Essa diversificação ocorre acompanhada de maior conexão com outras indústrias, como energia, serviços financeiros e consumo, além de exigir novos fluxos de capital e estruturas de governança mais complexas. Para a PwC, trata-se de um movimento estrutural, que reposiciona o agronegócio brasileiro dentro da economia e amplia suas fontes de receita.

Além de alterar processos e modelos de negócio, a inteligência artificial começa a modificar a organização do trabalho no campo e na agroindústria. Segundo a CEO Survey, 60% dos CEOs do agronegócio no Brasil esperam reduzir a necessidade de profissionais em início de carreira nos próximos três anos. Um terço desse grupo projeta cortes superiores a 16%. Ao mesmo tempo, 23% indicam expectativa de aumento de contratações, sobretudo em funções mais qualificadas.

Para Mayra, o movimento captado pela pesquisa aponta para uma reorganização da base da força de trabalho no setor. “As funções mais operacionais tendem a encolher, enquanto cresce a demanda por profissionais capazes de interpretar dados, tomar decisões e integrar tecnologia ao negócio”, afirmou.

Cautela Econômica e Confiança no Futuro

Todo esse processo de transformação ocorre em um cenário de maior cautela econômica. A confiança dos CEOs do agronegócio no crescimento da receita nos próximos 12 meses caiu de 48% para 38%. No horizonte de três anos, o índice recuou de 66% para 55%, acompanhando o fim do ciclo de preços elevados em grãos, açúcar e café e a reentrada de uma equação de custo mais apertada.

Em um ambiente de custos mais altos e margens mais estreitas, a inflação ocupa hoje o centro das preocupações dos CEOs do agronegócio brasileiro. Trinta e cinco por cento dos entrevistados disseram estar altamente expostos ao risco inflacionário, percentual superior ao observado tanto na média brasileira quanto na média global da pesquisa. Mudanças climáticas e instabilidade macroeconômica aparecem logo na sequência, ambas citadas por 33% dos executivos.
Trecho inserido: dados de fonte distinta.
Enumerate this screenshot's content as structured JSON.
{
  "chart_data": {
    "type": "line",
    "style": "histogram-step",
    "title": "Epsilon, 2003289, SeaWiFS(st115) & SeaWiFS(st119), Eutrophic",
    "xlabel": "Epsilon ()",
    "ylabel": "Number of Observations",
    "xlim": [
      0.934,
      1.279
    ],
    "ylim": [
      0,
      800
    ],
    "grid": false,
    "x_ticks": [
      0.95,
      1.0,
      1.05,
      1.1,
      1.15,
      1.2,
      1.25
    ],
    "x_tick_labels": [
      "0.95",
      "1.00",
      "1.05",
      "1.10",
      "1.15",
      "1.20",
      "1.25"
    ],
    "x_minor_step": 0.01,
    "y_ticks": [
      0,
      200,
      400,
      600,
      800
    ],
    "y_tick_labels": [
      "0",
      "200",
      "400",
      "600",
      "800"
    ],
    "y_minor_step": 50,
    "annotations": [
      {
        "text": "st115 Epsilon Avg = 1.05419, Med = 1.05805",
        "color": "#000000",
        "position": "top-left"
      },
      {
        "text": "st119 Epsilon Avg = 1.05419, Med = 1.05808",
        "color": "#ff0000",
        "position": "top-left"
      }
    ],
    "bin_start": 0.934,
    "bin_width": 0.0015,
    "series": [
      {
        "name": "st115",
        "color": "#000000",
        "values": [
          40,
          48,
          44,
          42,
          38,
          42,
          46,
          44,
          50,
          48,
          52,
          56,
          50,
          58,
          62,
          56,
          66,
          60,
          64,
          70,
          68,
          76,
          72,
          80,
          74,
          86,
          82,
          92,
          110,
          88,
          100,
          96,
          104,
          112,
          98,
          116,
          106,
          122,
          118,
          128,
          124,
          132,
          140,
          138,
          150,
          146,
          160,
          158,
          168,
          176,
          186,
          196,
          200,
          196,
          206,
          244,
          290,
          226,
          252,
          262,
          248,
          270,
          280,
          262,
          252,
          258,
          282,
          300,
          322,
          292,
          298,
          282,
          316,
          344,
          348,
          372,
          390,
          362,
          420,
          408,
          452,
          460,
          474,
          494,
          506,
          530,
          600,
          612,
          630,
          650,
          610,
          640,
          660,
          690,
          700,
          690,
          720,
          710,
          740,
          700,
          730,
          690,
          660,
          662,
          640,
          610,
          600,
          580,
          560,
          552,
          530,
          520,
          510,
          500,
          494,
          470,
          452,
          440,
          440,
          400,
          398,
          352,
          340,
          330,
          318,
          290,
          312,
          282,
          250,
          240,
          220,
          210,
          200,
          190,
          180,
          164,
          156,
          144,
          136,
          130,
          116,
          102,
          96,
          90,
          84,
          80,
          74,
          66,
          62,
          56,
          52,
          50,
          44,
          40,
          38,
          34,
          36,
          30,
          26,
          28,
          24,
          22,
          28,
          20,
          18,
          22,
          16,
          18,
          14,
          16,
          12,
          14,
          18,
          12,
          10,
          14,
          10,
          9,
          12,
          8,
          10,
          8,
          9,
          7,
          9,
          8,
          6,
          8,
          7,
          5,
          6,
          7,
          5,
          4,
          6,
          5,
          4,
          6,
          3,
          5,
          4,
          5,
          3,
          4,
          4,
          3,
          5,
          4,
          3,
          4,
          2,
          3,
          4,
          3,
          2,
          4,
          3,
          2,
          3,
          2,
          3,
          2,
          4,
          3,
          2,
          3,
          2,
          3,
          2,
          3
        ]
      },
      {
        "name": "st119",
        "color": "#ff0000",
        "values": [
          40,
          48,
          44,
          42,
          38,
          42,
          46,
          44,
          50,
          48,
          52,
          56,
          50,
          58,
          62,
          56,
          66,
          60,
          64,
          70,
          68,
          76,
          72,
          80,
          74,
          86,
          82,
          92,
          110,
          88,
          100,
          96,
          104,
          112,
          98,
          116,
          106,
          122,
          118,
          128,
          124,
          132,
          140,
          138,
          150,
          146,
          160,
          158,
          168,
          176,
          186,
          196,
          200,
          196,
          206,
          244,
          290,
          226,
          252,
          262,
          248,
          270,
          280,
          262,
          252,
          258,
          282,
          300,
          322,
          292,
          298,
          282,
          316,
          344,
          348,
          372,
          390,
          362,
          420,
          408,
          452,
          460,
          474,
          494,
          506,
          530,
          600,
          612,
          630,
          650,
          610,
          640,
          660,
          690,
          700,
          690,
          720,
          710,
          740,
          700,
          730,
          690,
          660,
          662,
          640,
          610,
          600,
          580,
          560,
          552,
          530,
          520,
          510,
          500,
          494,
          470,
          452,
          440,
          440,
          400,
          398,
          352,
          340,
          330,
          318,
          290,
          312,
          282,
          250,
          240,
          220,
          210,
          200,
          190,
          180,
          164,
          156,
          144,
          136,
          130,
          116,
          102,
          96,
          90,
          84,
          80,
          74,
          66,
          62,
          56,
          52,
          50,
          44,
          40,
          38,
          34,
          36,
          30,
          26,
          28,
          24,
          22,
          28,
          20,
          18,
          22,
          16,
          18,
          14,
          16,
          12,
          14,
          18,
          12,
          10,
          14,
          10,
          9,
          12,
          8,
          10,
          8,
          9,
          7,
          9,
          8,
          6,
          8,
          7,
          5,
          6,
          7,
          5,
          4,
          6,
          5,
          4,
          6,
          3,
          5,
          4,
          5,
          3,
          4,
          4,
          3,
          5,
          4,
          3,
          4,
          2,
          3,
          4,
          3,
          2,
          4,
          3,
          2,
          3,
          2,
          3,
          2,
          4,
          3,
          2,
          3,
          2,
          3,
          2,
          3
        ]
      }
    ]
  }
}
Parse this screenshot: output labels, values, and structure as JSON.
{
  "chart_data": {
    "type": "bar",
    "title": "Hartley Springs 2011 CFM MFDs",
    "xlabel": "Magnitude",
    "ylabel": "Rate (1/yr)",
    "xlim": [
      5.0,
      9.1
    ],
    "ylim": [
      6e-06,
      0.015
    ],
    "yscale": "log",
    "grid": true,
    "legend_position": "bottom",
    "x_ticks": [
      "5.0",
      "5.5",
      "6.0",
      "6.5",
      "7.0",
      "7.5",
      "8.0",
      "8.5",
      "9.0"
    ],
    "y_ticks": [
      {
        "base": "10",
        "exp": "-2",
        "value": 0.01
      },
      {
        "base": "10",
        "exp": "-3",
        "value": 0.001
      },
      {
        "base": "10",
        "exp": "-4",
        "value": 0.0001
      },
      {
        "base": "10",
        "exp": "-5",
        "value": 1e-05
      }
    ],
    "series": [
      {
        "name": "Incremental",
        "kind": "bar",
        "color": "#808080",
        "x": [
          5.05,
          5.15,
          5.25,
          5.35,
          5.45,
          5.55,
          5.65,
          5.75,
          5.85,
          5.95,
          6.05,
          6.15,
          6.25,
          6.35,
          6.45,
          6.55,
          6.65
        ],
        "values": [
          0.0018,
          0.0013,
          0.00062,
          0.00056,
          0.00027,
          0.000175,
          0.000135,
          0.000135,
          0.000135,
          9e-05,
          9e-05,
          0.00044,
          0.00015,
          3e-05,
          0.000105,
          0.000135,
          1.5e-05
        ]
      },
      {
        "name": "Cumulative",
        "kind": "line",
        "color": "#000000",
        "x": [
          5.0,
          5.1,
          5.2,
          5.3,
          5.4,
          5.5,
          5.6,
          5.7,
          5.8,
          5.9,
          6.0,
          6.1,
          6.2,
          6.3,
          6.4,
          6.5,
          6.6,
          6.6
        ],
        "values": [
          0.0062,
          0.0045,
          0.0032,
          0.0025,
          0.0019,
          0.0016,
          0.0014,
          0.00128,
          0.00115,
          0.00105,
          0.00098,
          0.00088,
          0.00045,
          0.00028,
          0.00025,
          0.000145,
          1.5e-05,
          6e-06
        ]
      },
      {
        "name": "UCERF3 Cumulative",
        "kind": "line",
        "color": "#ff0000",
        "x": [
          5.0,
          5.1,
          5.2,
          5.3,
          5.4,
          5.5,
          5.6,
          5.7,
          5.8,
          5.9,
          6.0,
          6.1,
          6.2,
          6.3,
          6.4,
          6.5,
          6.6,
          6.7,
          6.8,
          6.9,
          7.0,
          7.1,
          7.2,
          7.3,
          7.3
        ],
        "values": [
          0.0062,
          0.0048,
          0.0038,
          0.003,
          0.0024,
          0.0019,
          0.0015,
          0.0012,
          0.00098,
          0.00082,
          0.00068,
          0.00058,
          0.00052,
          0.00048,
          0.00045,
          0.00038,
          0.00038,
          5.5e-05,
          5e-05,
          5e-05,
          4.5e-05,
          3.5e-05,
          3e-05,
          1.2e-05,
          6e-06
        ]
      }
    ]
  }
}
Ao tratar dos riscos climáticos, Mayra reforçou que, no agronegócio, o clima entra diretamente na equação econômica das empresas. “Ele afeta produtividade, custo e previsibilidade. Não é uma variável acessória”, disse.

Ainda assim, mesmo em um ambiente mais tenso do ponto de vista econômico, a inovação segue posicionada no centro da estratégia do agronegócio brasileiro. Sessenta e três por cento dos CEOs do setor classificaram a inovação como componente crítico do negócio, índice superior à média global da pesquisa. A colaboração com startups, fornecedores e universidades aparece como prática recorrente, reflexo da tradição do setor em inovação aplicada.

O levantamento também mostra que a disposição para assumir risco continua limitada entre os CEOs do agronegócio. Apenas 18% afirmaram aceitar alto risco em projetos de inovação, e somente 15% das empresas contam com estruturas formais como centros de inovação ou corporate venturing. “A inovação está na estratégia, mas o desafio é sustentá-la quando o ambiente aperta”, afirmou Mayra.